Personally, as an engineer who is on call rotation, I'd prefer to work with a system which is robust during a disaster. Also it's really hard to think about a combosition of nondeterministic system, hard not like in "A hard day's night" but hard like hardly possible. It's easy to imagine when a minor glitch causes 1% of downtime in the A and B systems but 10% of downtime when the systems are combined.

Let's explore if we can design TSO without violating availability when a minor number of nodes are partitioned away.

Quorum clock

The straightforward idea is to go to a replicated storage on every request instead of using the cached range.

But it suffers from the same problem. There are several designs of replicated storage, some are based on the idea of the stable leader and are subject to availability loss during re-election. No, it isn't another rant on leader-based consensus. Leaderless variants are also affected: the time (clock) requires only one register and a leader-equivalent is needed to reduce contention - if it fails we still are in the same situation.

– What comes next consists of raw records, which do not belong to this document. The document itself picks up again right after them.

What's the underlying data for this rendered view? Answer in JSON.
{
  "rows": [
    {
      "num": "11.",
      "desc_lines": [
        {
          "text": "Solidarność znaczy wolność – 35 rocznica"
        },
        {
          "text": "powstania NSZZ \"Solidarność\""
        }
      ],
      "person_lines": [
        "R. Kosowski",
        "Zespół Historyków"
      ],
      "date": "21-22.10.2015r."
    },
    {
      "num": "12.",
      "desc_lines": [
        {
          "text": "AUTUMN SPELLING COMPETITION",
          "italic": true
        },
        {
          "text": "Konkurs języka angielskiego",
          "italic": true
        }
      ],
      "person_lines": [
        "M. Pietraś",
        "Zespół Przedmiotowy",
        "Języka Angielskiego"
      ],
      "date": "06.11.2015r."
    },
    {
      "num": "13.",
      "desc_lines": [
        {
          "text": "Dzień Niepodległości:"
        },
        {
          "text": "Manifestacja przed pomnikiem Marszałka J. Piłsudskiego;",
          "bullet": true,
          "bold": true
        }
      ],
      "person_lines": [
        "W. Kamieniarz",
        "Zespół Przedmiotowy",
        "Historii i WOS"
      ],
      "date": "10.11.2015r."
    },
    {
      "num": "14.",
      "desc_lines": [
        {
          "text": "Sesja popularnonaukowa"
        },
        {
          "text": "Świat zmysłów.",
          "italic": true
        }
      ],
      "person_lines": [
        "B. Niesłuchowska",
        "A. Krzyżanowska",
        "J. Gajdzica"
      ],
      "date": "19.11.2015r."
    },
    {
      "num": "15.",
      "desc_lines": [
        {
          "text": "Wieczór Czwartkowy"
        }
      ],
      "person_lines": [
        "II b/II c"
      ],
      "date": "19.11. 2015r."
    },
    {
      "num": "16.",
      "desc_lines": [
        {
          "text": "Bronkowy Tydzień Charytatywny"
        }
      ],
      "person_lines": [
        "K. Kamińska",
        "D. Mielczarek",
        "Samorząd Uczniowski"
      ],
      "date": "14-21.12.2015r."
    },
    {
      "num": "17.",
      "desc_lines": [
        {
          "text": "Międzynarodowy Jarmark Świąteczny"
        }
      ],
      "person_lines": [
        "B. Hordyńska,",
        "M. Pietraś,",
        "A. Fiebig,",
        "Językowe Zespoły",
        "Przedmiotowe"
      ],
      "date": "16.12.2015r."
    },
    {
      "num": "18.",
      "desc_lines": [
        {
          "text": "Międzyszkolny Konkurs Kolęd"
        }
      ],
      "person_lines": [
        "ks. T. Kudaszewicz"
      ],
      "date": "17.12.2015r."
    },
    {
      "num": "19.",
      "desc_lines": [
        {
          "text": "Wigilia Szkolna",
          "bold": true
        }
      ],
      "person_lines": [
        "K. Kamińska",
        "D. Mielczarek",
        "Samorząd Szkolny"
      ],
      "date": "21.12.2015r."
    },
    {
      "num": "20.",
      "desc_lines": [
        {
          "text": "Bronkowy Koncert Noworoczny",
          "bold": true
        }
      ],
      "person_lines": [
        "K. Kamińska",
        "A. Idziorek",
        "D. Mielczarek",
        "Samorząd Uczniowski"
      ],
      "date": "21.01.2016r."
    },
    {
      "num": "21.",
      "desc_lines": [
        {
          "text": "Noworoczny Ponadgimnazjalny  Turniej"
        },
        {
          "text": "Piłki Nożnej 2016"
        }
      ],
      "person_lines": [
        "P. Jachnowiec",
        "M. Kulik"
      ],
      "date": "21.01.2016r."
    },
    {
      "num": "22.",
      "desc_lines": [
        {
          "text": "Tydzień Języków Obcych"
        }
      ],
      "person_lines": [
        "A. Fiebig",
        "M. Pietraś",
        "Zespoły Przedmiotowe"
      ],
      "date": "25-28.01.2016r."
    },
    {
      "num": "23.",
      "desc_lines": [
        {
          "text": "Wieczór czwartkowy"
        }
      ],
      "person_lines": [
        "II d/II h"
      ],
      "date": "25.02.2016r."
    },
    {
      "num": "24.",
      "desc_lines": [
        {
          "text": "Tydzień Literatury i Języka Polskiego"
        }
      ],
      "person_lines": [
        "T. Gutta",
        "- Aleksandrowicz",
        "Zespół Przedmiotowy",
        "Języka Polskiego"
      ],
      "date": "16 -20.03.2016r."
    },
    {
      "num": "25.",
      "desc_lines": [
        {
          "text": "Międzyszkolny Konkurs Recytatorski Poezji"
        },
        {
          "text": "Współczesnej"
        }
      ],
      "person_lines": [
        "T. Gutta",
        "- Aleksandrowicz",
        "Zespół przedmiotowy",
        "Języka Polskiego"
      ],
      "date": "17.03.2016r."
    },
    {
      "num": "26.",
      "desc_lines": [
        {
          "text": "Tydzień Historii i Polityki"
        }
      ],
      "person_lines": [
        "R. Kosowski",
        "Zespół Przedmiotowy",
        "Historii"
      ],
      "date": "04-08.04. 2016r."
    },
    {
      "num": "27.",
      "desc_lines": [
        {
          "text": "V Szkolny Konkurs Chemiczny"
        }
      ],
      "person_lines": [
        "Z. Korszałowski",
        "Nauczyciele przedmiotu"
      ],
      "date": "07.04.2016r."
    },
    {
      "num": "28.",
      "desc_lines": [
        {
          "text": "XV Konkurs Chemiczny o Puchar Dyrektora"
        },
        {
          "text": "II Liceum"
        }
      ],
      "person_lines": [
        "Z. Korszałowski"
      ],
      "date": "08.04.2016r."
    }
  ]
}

Instead of relying on consensus we go earlier in history and use an adaptation of Lamport clocks.

Lamport clock is a technique to track dependencies and assign "timestamps" to every event in a system such that if two events are causally related then the earlier has a lesser timestamp. LC doesn't provide uniqueness and out of two unrelated events, the one which happened earlier in absolute time may have a greater timestamp.

We'll iterate the idea and turn LC into TSO.

Probably the idea has been described before but I haven't seen it so let's name it Quorum Clock. If you know it under another name, please write in the comments.

Quorum Clock implements fault-tolerant TSO. The system consists of M time watching stateless nodes (TW), 2N+1 clock storage nodes (CS) and it's able to tolerate M-1 failures of TW nodes and N failures of CS nodes.

Each time watcher node has a unique id and it's used as a part of the timestamp. Actually, a timestamp is a tuple of stored time and TW's id.

How to generate timestamp?

Client randomly selects TW node and asks it for a timestamp.
TW node asks CS nodes for their stored time.
TW node waits for at least N+1 responses.
TW node picks maximum among responses, increment by one and sends it back to CS nodes.
CS nodes overwrite the current value (if new is greater) and send a confirmation to the TW node.
TW node waits for N+1 responses, creates (new stored time, TW's id) pair and passes it to the client.

When a client wants to compare two timestamps she compares the stored time and if they are equal uses TW's id as a tiebreaker.

Why does it work?

If one request starts after another finish then there is at least one common CS and later request gets higher stored time by definition.
If two requests are concurrent then it doesn't matter which one is earlier and unique TW's id guarantees uniqueness stored time components match.

Optimizations

If every client has a unique id then clients can play a role of TW nodes and reduce the number of hops by 1 RRT.

Another optimization is to serve requests to CS from RAM. We suppose that CS keeps time in a persistent memory (disk) and updates it on every put. But persistent memory is slow compared to RAM. Let's update the protocol to serve from RAM in most cases. To do it we should:

Split CS's time into epoch and time.
Keep epoch persisted on disk and time in RAM (zero when CS node starts).
Increments epoch by one and persist it when CS starts.
If put epoch is greater than current epoch overwrite current epoch on disk.
Update time only in RAM.

Conclusion

It seems we came up a protocol of leaderless clock. Let's compare it to a consensus based solution:

Same number or hops. Consensus counter: client → leader → acceptors → leader → client, quorum clock: client → CS → client → CS → client.
When a leader is partitioned away consensus counter suffers from a short period of unavailability. Quorum clock tolerated isolation of any node without downtime.
Quorum clock serves requests from memory without touching the disc.

Both solutions don't give the sense of time to an operator, making it hard to correlate real-world events with the behavior of the system. Hopefully hybrid logical clock has the same properties as Lamport clock but also include physical time in the timestamp so we can build quorum clock on top of HLC to overcome the correlation issue.